Question

How much heat energy is released when 5.0 g of water at $20^\circ C$ changes into ice at $0^\circ C$ ? Take specific heat capacity of water is $4 \cdot 2J{g^{ - 1}}{K^{ - 1}}$, specific latent heat of fusion of ice is $336J{g^{ - 1}}$.

Answer 1

Hint:Whenever water is converted from the ice to water then there is addition of heat into the water and if there conversion of water into ice then there is release of energy from the water. Heat capacity is defined as the amount of heat energy supplied to a given mass to increase its temperature by unity.

Formula used:The formula of the heat released is,
$ \Rightarrow Q = mc\Delta T$
Where heat is Q the mass is m the change in temperature $\Delta T$and the specific heat is c.
The formula of latent heat is given by,
$ \Rightarrow q = mC$
Where latent heat is q the mass of the substance m and specific latent heat of fusion is C.

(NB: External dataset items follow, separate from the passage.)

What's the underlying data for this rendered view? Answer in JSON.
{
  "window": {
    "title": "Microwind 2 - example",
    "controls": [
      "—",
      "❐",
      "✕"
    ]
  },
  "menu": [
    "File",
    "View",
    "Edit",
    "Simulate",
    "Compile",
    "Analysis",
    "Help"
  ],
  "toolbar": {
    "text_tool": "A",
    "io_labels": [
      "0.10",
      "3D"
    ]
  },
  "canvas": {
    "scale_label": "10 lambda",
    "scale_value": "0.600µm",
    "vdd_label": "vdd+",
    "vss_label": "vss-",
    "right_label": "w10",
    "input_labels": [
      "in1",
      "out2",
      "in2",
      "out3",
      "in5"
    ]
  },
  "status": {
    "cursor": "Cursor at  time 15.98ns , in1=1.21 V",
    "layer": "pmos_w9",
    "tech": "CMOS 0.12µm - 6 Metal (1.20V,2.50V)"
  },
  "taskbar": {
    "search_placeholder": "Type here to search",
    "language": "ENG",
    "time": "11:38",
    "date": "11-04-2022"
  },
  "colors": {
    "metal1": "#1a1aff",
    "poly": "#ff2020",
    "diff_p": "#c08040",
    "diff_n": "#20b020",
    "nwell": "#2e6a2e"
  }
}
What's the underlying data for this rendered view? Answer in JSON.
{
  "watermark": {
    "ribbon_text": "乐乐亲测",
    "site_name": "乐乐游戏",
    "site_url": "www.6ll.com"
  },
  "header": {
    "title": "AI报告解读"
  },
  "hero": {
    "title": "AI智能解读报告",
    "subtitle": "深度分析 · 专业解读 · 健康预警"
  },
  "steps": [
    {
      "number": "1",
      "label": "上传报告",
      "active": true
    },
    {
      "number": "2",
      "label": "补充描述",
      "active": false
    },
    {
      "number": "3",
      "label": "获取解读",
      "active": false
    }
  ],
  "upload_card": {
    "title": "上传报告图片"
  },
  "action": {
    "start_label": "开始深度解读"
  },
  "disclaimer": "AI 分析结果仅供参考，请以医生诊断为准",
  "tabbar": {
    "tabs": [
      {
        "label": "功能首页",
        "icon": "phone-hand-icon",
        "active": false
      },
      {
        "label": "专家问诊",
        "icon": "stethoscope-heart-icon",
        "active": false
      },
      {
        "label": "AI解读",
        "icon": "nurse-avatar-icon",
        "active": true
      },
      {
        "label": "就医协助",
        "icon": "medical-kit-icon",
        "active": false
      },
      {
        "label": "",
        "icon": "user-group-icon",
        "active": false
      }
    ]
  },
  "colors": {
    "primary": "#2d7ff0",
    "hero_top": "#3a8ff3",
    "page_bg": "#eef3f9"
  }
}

Complete step by step solution:
It is given in the problem that $5g$ of water is at $20^\circ C$ and it changes into ice at $0^\circ C$ and we need to tell the amount of heat energy released in this conversion if the specific heat of water is $4 \cdot 2J{g^{ - 1}}{K^{ - 1}}$ and the specific latent heat of fusion of ice is $336J{g^{ - 1}}$.
First of all let us calculate the latent heat,
The formula of latent heat is given by,
$ \Rightarrow {Q_1} = mC$
Where latent heat is q the mass of the substance m and specific latent heat of fusion is C.
The mass of the water is $ \Rightarrow m = 5g$ the specific latent heat capacity is $336J{g^{ - 1}}$ the latent heat is equal to,
$ \Rightarrow {Q_1} = mC$
$ \Rightarrow {Q_1} = 5 \times 336$
$ \Rightarrow {Q_1} = 1680J$………eq. (1)
Let’s calculate the heat energy released when water is converted into ic.
The formula of the heat released is,
$ \Rightarrow Q = mc\Delta T$
Where heat is Q the mass is m the change in temperature $\Delta T$ and the specific heat is c.
The heat energy released when water at $20^\circ C$ changes to $0^\circ C$ also the specific heat of capacity is $4 \cdot 2J{g^{ - 1}}{K^{ - 1}}$.
$ \Rightarrow {Q_2} = mc\Delta T$
\[ \Rightarrow {Q_2} = 5 \times 4 \cdot 2 \times \left( {20 - 0} \right)\]
$ \Rightarrow {Q_2} = 420J$………eq. (2)
The total heat energy released is equal to,
$ \Rightarrow Q = {Q_1} + {Q_2}$
Replacing the value of equation (1) and equation (2) in the above relation we get.
$ \Rightarrow Q = {Q_1} + {Q_2}$
$ \Rightarrow Q = 1680 + 420$
$ \Rightarrow Q = 2100J$.

The total energy released from the water is equal to $Q = 2100J$.

Note:Whenever heat is added to the ice the molecules will start to vibrate and therefore it cannot maintain its state as ice and turn into water whereas when heat is taken away from the water the molecules stop vibrating and come closer to each other and therefore it changes from water into the ice.